Future Tense

This Rumored Recommendation for NSA Reform Is a Horrible Idea

The rumored recommendations made by a presidential task force on the National Security Agency’s surveillance efforts include some sensible suggestions—like more direct oversight by the White House of certain sensitive programs. But according to the early reports, the recommendations may also include one deeply misguided and troubling idea to divide the agency and thereby handicap its ability to perform both its defensive and offensive roles. The Wall Street Journal reports that one of the soon-to-be announced recommendations “would split the code-making component of NSA, known as the Information Assurance Directorate, from the rest of the agency.” (This recommendation to split up the signals intelligence gathering and information assurance branches of the NSA is separate from the apparently already-dismissed recommendation that the NSA be placed under separate direction from the U.S. Cyber Command.)

The Information Assurance Directorate is the arm of the NSA responsible for defense. While other parts of the agency try to target, intercept, and decrypt sensitive information belonging to foreign governments and potential enemies, the Information Assurance team is in change of making it as difficult as possible for anyone—including those same foreign governments and potential enemies—to do the same to U.S. national security systems and information.
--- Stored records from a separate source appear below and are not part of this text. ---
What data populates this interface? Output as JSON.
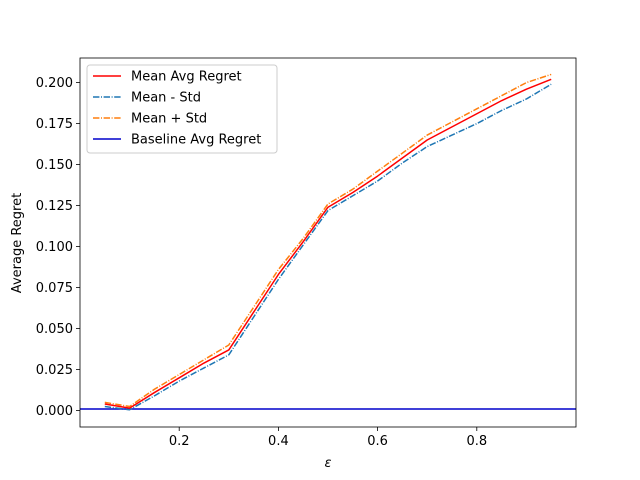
{
  "chart_data": {
    "type": "line",
    "title": "",
    "xlabel": "ε",
    "ylabel": "Average Regret",
    "xlim": [
      0.0,
      1.0
    ],
    "ylim": [
      -0.01,
      0.215
    ],
    "xticks": [
      0.2,
      0.4,
      0.6,
      0.8
    ],
    "xtick_labels": [
      "0.2",
      "0.4",
      "0.6",
      "0.8"
    ],
    "yticks": [
      0.0,
      0.025,
      0.05,
      0.075,
      0.1,
      0.125,
      0.15,
      0.175,
      0.2
    ],
    "ytick_labels": [
      "0.000",
      "0.025",
      "0.050",
      "0.075",
      "0.100",
      "0.125",
      "0.150",
      "0.175",
      "0.200"
    ],
    "grid": false,
    "legend_position": "top-left",
    "x": [
      0.05,
      0.1,
      0.15,
      0.2,
      0.25,
      0.3,
      0.35,
      0.4,
      0.45,
      0.5,
      0.55,
      0.6,
      0.65,
      0.7,
      0.75,
      0.8,
      0.85,
      0.9,
      0.95
    ],
    "series": [
      {
        "name": "Mean Avg Regret",
        "color": "#ff0000",
        "style": "solid",
        "values": [
          0.004,
          0.0015,
          0.011,
          0.02,
          0.029,
          0.037,
          0.06,
          0.083,
          0.103,
          0.124,
          0.133,
          0.143,
          0.154,
          0.165,
          0.173,
          0.181,
          0.189,
          0.196,
          0.202
        ]
      },
      {
        "name": "Mean - Std",
        "color": "#1f77b4",
        "style": "dashdot",
        "values": [
          0.0025,
          0.0005,
          0.009,
          0.018,
          0.026,
          0.034,
          0.057,
          0.08,
          0.101,
          0.122,
          0.131,
          0.14,
          0.151,
          0.161,
          0.168,
          0.175,
          0.183,
          0.19,
          0.199
        ]
      },
      {
        "name": "Mean + Std",
        "color": "#ff7f0e",
        "style": "dashdot",
        "values": [
          0.005,
          0.0025,
          0.013,
          0.022,
          0.031,
          0.04,
          0.063,
          0.086,
          0.105,
          0.126,
          0.135,
          0.146,
          0.157,
          0.168,
          0.176,
          0.184,
          0.192,
          0.2,
          0.205
        ]
      }
    ],
    "baseline": {
      "name": "Baseline Avg Regret",
      "color": "#0000cc",
      "value": 0.001
    }
  }
}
Theirs is the hardest job at the agency, both because it’s typically easier to break into information systems than it is to protect them, and because their mission is sometimes at odds with that of their counterparts. When the NSA discovers new security vulnerabilities in information and communications systems, they simultaneously open up new ways into systems belonging to others and identify ways in which our own systems could be penetrated. At that point, the agency can take either an offensive approach—exploiting these vulnerabilities to learn as much as possible about others—or a defensive one—alerting necessary parties to patch the problem before it can be exploited by other.

The presidential task force may have a legitimate concern that the voice of the Information Assurance Directorate is not loud enough in these debates. Documents leaked by Edward Snowden seem to suggest that the NSA is much more focused on information gathering than building up U.S. defenses. However, splitting these two branches into separate organizations would not help that situation—it would only exacerbate it. The only way to know whether your defenses are any good is to know whether they’ve been broken and what you’re defending against—to be in constant communication with the people in charge of breaking them, in other words.
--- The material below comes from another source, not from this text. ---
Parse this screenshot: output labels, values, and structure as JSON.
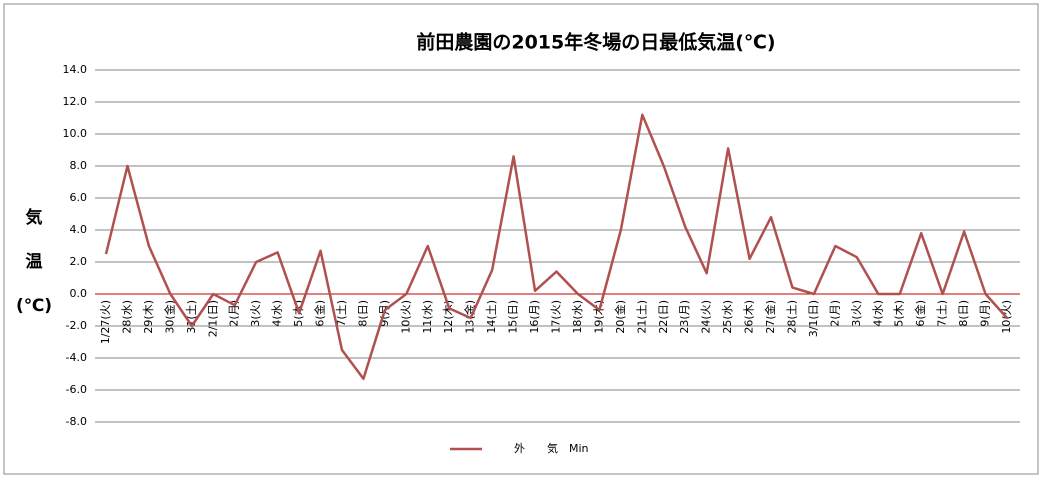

The skills and perspectives of the people at the NSA who defend sensitive U.S. government information and the people who collect sensitive information belonging to other parties are inextricably linked and mutually beneficial. If anything, the Snowden leaks suggest that there is too great a divide between these two groups at the NSA already, that there may not be sufficient attention paid to the negative defensive consequences of building vulnerabilities into popular products and services.

The task force is not wrong to consider ways of strengthening that defensive posture and making sure that the Information Assurance Directorate has the necessary resources and influence within the NSA to perform its mission and make its voice heard. But, if the rumors are true, then the task force’s proposed solution could well create more problems than it solves.